Vāgdhenu synthesizes Devanagari text into chanted Sanskrit audio, tuned for the cadence of recitation rather than conversational speech. In evaluation by expert listeners it scored a mean opinion score of roughly 4.6.

Base model
Fine-tuned from AI4Bharat’s IndicF5 / F5-TTS — a flow-matching Diffusion Transformer (~337M params) for mel-spectrogram infilling, with Sanskrit routed through Kannada script representation.
Vocoder
A fine-tuned NVIDIA BigVGAN-v2, adapted for extended vowel rendering typical of chant.
Training data
A roughly 5-hour single-speaker Sanskrit chant corpus, with additional voice-steering retraining on paired clips.
License
Apache-2.0 for Vāgdhenu’s own contributions, built on AI4Bharat IndicF5 (MIT) and NVIDIA BigVGAN-v2 components.
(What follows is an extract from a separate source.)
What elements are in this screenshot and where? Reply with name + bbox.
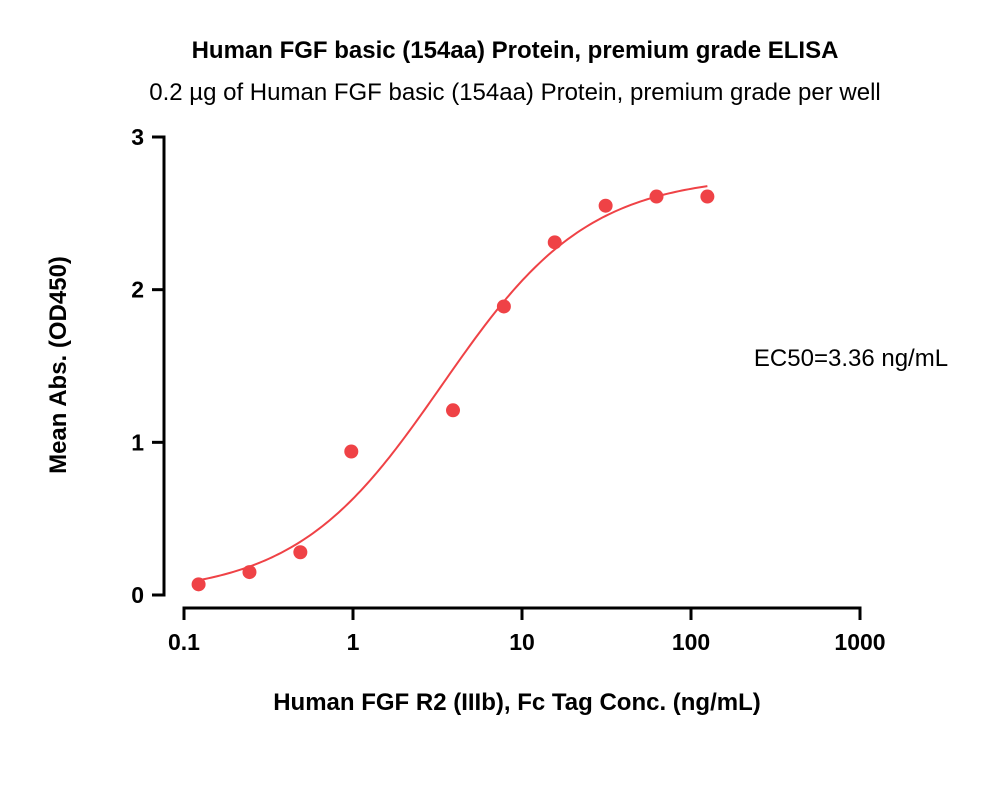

Prosody in Vāgdhenu is reference-driven rather than freely designable, so recitation pacing follows the reference clips used during fine-tuning rather than being generated from scratch for every verse.

Credit

Vāgdhenu was created by prathoshap and released openly on Hugging Face, with an accompanying GitHub repository and dataset. Wisdom uses it as-is for verse recitation audio; all credit for the model and research belongs to its creator.